OKLAHOMA CITY – The Oklahoma Pharmacy Board announced that it plans to name an interim executive director at its next meeting after the former director was fired.
Chelsea Church, who had served as executive director of the Oklahoma State Board of Pharmacy for nearly a year, was fired on Wednesday after the board voted unanimously to terminate her employment.
The vote came after text messages showed that Church was communicating with Oklahoma State Health Department general counsel Julie Ezell.
In the messages, Church appears to have offered Ezell a job and a guaranteed pay raise in exchange for including the pharmacist requirement in the emergency rules regarding medical marijuana, days before the board of health met to take up the drafted regulations.
Since NonDoc’s report on the text messages, Oklahoma County District Attorney David Prater has asked the OSBI to look into the messages sent between Church and Ezell, as it appeared there was an attempt to influence and possibly bribe Ezell. He’s also tasked state investigators to figure out if there were attempts to threaten, influence or bribe anyone related to the state board of health.

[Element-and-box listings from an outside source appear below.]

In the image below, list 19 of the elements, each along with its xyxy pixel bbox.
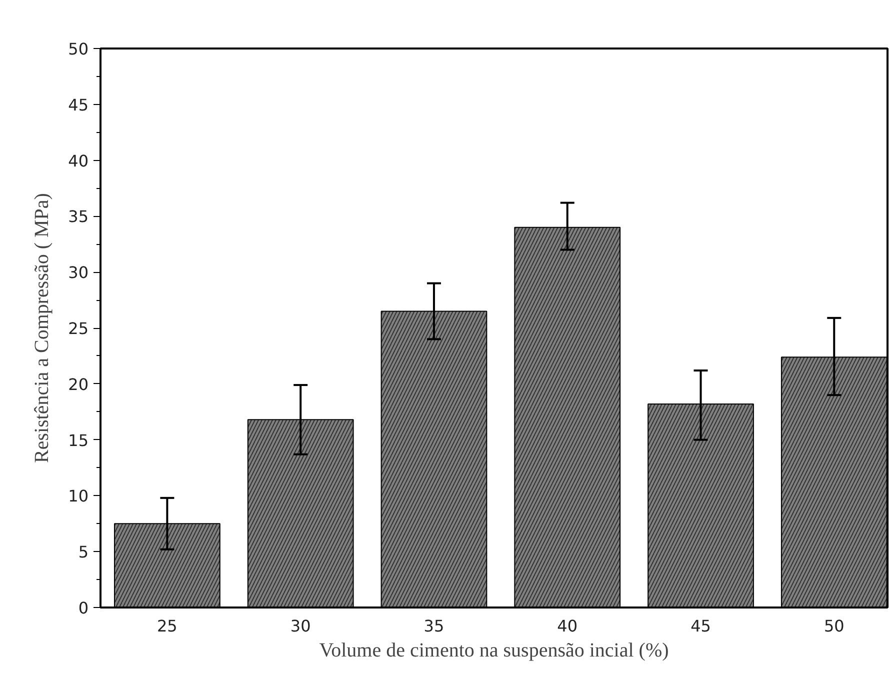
y-tick-label: 0 [78, 598, 89, 618]
y-tick-label: 40 [68, 151, 88, 170]
y-tick-label: 35 [68, 207, 88, 226]
y-tick-label: 5 [78, 542, 89, 562]
y-tick-label: 45 [68, 95, 88, 114]
x-tick-label: 25 [157, 616, 178, 636]
y-axis-title: Resistência a Compressão ( MPa) [31, 193, 54, 463]
y-tick-label: 50 [68, 40, 88, 58]
x-tick-label: 45 [690, 616, 711, 636]
x-tick-label: 40 [557, 616, 578, 636]
y-tick-label: 10 [68, 486, 88, 506]
y-tick-label: 30 [68, 263, 88, 282]
x-tick-label: 35 [424, 616, 444, 636]
x-tick-label: 50 [824, 616, 844, 636]
y-tick-label: 20 [68, 374, 88, 394]
y-tick-label: 15 [68, 430, 88, 450]
x-axis-title: Volume de cimento na suspensão incial (%) [319, 640, 669, 662]
y-tick-label: 25 [68, 319, 88, 338]
x-tick-label: 30 [290, 616, 311, 636]
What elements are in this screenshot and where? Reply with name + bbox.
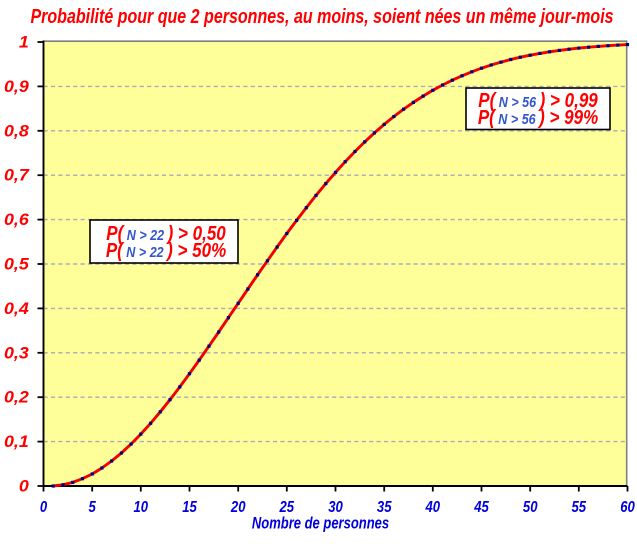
svg-text:0,9: 0,9 xyxy=(4,76,29,96)
svg-text:0: 0 xyxy=(40,499,47,516)
svg-text:0,1: 0,1 xyxy=(4,431,29,451)
svg-text:40: 40 xyxy=(425,499,440,516)
svg-text:30: 30 xyxy=(328,499,343,516)
svg-text:P( N > 22 ) > 0,50: P( N > 22 ) > 0,50 xyxy=(106,222,226,245)
svg-text:0,4: 0,4 xyxy=(4,298,29,318)
svg-text:25: 25 xyxy=(279,499,295,516)
svg-text:P( N > 22 ) > 50%: P( N > 22 ) > 50% xyxy=(106,239,226,262)
svg-text:1: 1 xyxy=(19,32,29,52)
svg-text:15: 15 xyxy=(182,499,197,516)
svg-text:0,3: 0,3 xyxy=(4,343,29,363)
svg-text:Probabilité pour que 2 personn: Probabilité pour que 2 personnes, au moi… xyxy=(30,4,613,27)
svg-text:Nombre de personnes: Nombre de personnes xyxy=(252,515,389,533)
svg-text:P( N > 56 ) > 0,99: P( N > 56 ) > 0,99 xyxy=(478,89,598,112)
svg-text:0,7: 0,7 xyxy=(4,165,30,185)
svg-text:50: 50 xyxy=(523,499,538,516)
svg-text:0,2: 0,2 xyxy=(4,387,29,407)
svg-text:0,6: 0,6 xyxy=(4,209,29,229)
svg-text:35: 35 xyxy=(377,499,392,516)
svg-text:0,5: 0,5 xyxy=(4,254,29,274)
svg-text:0,8: 0,8 xyxy=(4,121,29,141)
svg-text:10: 10 xyxy=(134,499,149,516)
svg-text:45: 45 xyxy=(473,499,489,516)
svg-text:55: 55 xyxy=(572,499,587,516)
svg-text:0: 0 xyxy=(19,476,29,496)
svg-text:60: 60 xyxy=(620,499,635,516)
svg-text:5: 5 xyxy=(89,499,97,516)
svg-text:P( N > 56 ) > 99%: P( N > 56 ) > 99% xyxy=(478,106,598,129)
svg-text:20: 20 xyxy=(230,499,245,516)
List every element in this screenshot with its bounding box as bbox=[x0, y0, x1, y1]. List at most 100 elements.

“We are cooperating fully with the ongoing OSBI investigation,” said Pharmacy Board President Kyle Whitehead. “Further, we will work with urgency to find an interim executive director, who will uphold our mission of protecting the health and well being of Oklahomans. The accusations involving Ms. Church are being taken seriously and because of the nature of the investigation, there will be no further comment regarding her status with the board.”
In a statement to News 4, Church’s attorney called the board’s action “hasty” and “unwarranted.”
“Ms. Church received a positive performance evaluation in July of 2018 and a raise,” said Tracy Schumacher. “The text message between she and Ms. Ezell is not the full picture here. There was no nefarious plan between the two to put pharmacists in dispensaries. She was tasked with doing so by the Pharmacy Board and by the inter-agency meetings between the Health Department, (Oklahoma Bureau of Narcotics) and Oklahoma Department of Mental Health and Substance Abuse. These meetings began in May of 2018.”
Ezell resigned from her post as general counsel in the days after the emergency rules were approved by the board.
She was charged last week with criminal felony charges for allegedly emailing fake threats to herself in the days surrounding the presentation and voting on the emergency rules she helped draft.